Tahitian (Grown in French Polynesia)
Tahitian cultured pearls are grown in a variety of large pearl oysters found primarily in French Polynesia. Their beautiful, unique colors (which can range from light grey to black and green to purple) and large size can command very high prices.
Freshwater (Grown in Japan, China, and The United States)
Freshwater pearls can be found in bays and rivers throughout the world. They are easily cultivated from freshwater mollusks in China, Japan and the United States. Many are less lustrous than salt water cultured pearls but their low price, unique shapes and colors have made them popular jewelry items in recent years.
Mabe (Grown in Japan, Indonesia, French Polynesia and Australia)
Mabe pearls are hemispherical cultured pearls grown against the inside shell of an oyster rather than within the oyster’s body. They generally are used in earrings or rings which conceal their flat backs.
You can evaluate any piece of cultured pearl jewellery on the following quality factors. But always remember that the better the quality of pearls you select the more beautiful and valued them will be over time.
LUSTRE: Lustre is a combination of surface brilliance and a deep seated glow. The lustre of a good quality pearl should be bright and not dull. You should be able to see your own reflection clearly on Pteria Penguina the surface of a pearl. Any pearl that appears too white, dull or chalky indicates low quality.
SURFACE: Cleanliness refers to the absence of disfiguring spots, bumps or cracks on the surface of a pearl. The cleaner the surface of the pearl, the more valuable it will be.
SHAPE: Since cultured pearls are grown by oysters in nature, it is very rare to find a perfectly round pearl. However, the rounder the pearl, the more valuable it is. Baroque pearls, which are asymmetrical in shape, can be lustrous and appealing, and often cost less than round pearls.

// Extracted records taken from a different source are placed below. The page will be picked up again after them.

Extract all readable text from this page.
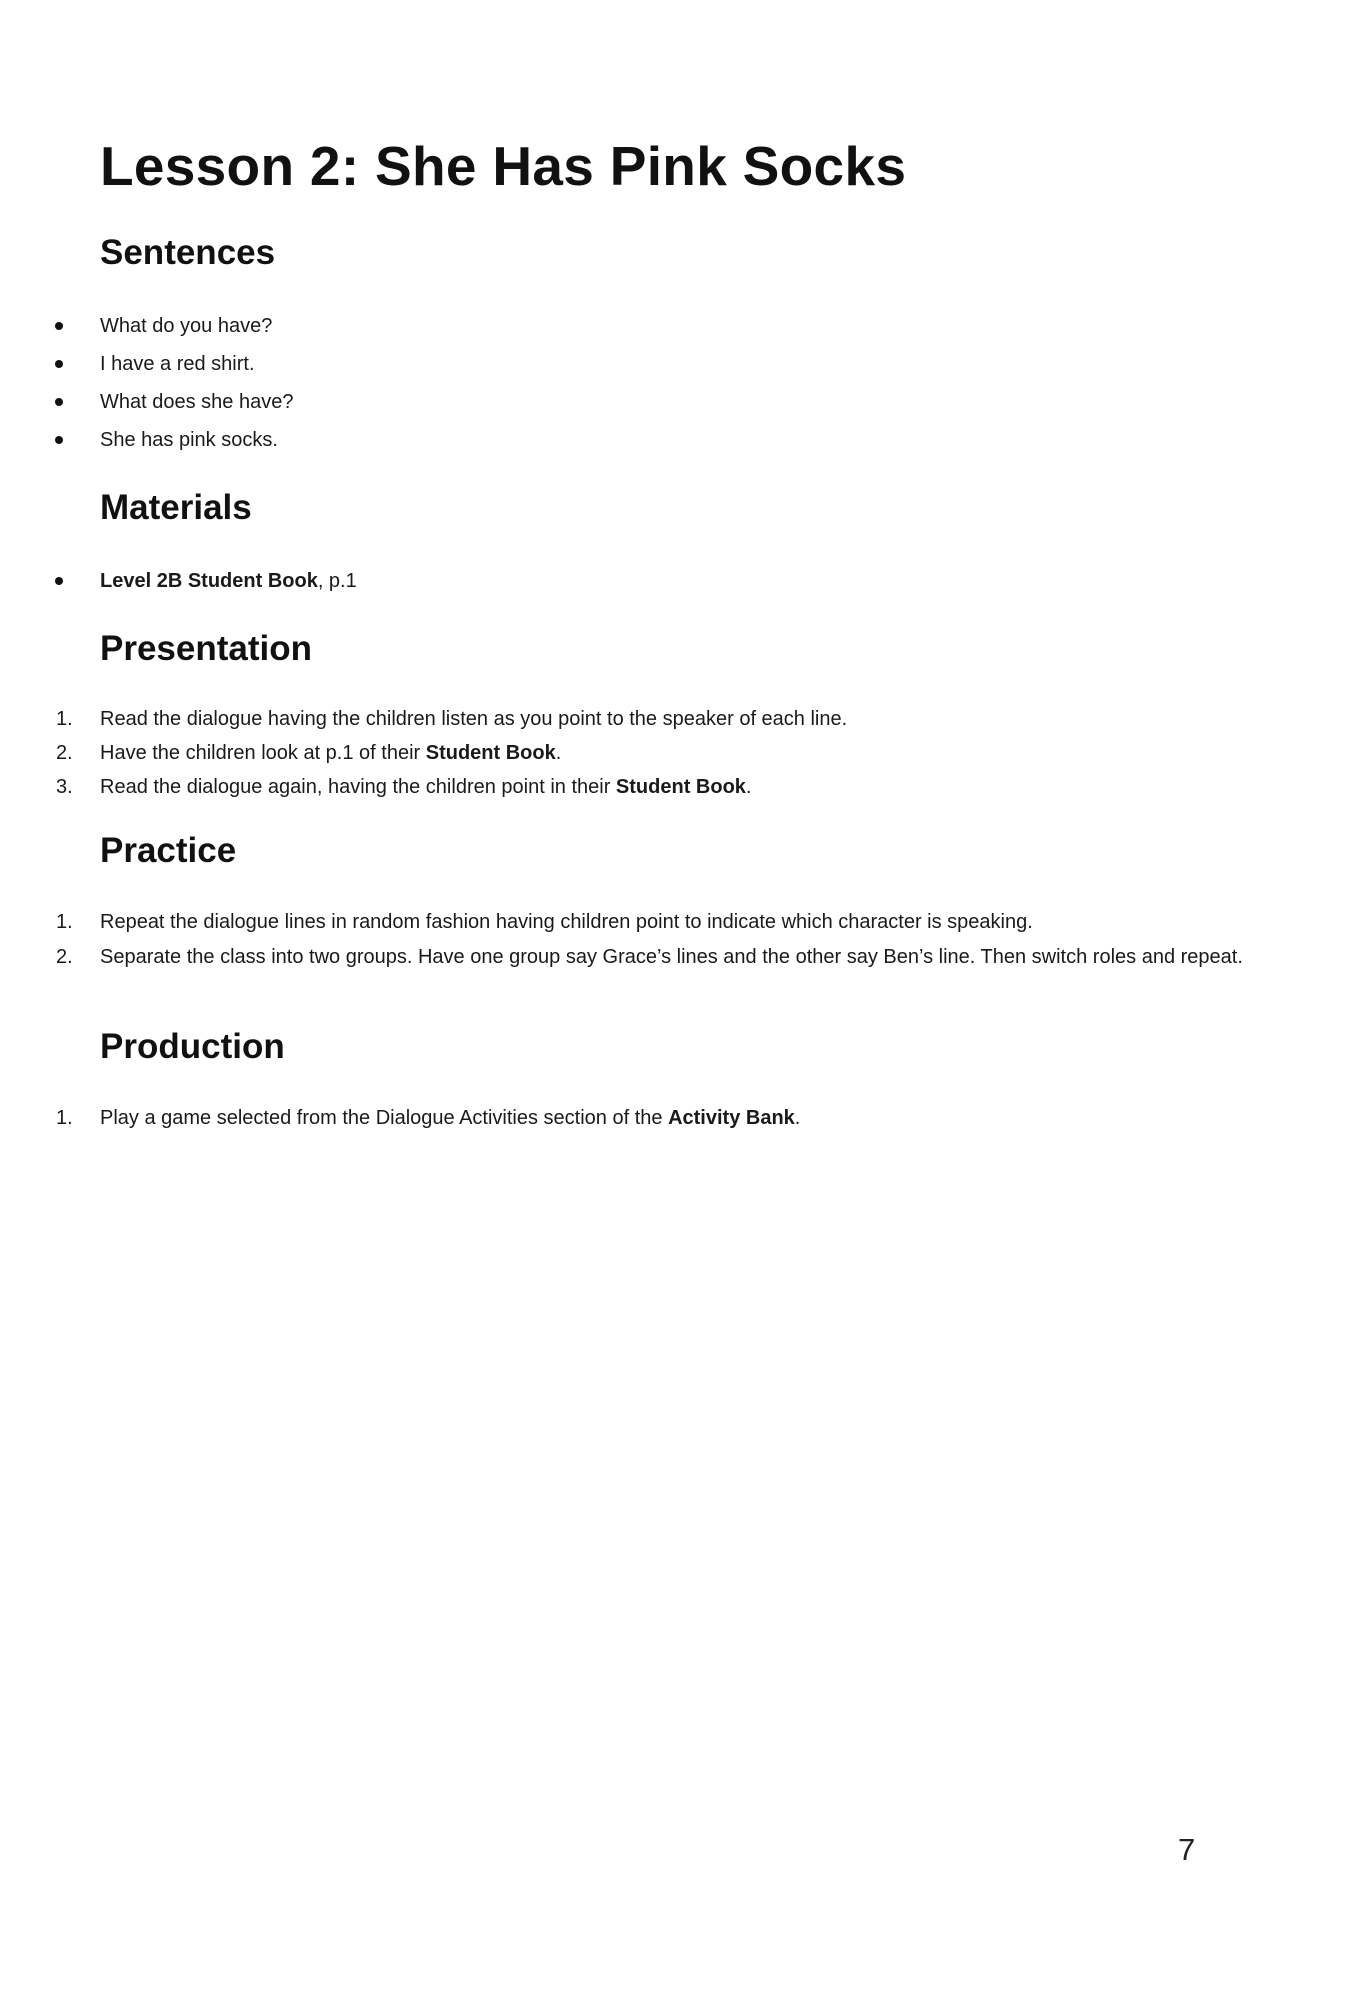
Lesson 2: She Has Pink Socks
Sentences
What do you have?
I have a red shirt.
What does she have?
She has pink socks.
Materials
Level 2B Student Book, p.1
Presentation
1. Read the dialogue having the children listen as you point to the speaker of each line.
2. Have the children look at p.1 of their Student Book.
3. Read the dialogue again, having the children point in their Student Book.
Practice
1. Repeat the dialogue lines in random fashion having children point to indicate which character is speaking.
2. Separate the class into two groups. Have one group say Grace’s lines and the other say Ben’s line. Then switch roles and repeat.
Production
1. Play a game selected from the Dialogue Activities section of the Activity Bank.
7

COLOR: Cultured pearls come in a variety of colors from rosé to black. While the color of a pearl is really a matter of the wearer’s preference, usually rosé or silver/white pearls tend to look best on fair skins while cream and gold toned pearls are flattering to darker complexions.
SIZE: Cultured pearls are measured by their diameter in millimetres. They can be smaller than one millimetre in the case of tiny seed pearls, or as large as twenty millimetres for a big South Sea pearl. The larger the pearl, other factors being equal, the more valuable it will be. The average sized pearl sold today is between 7 and 7-1/2 millimetres.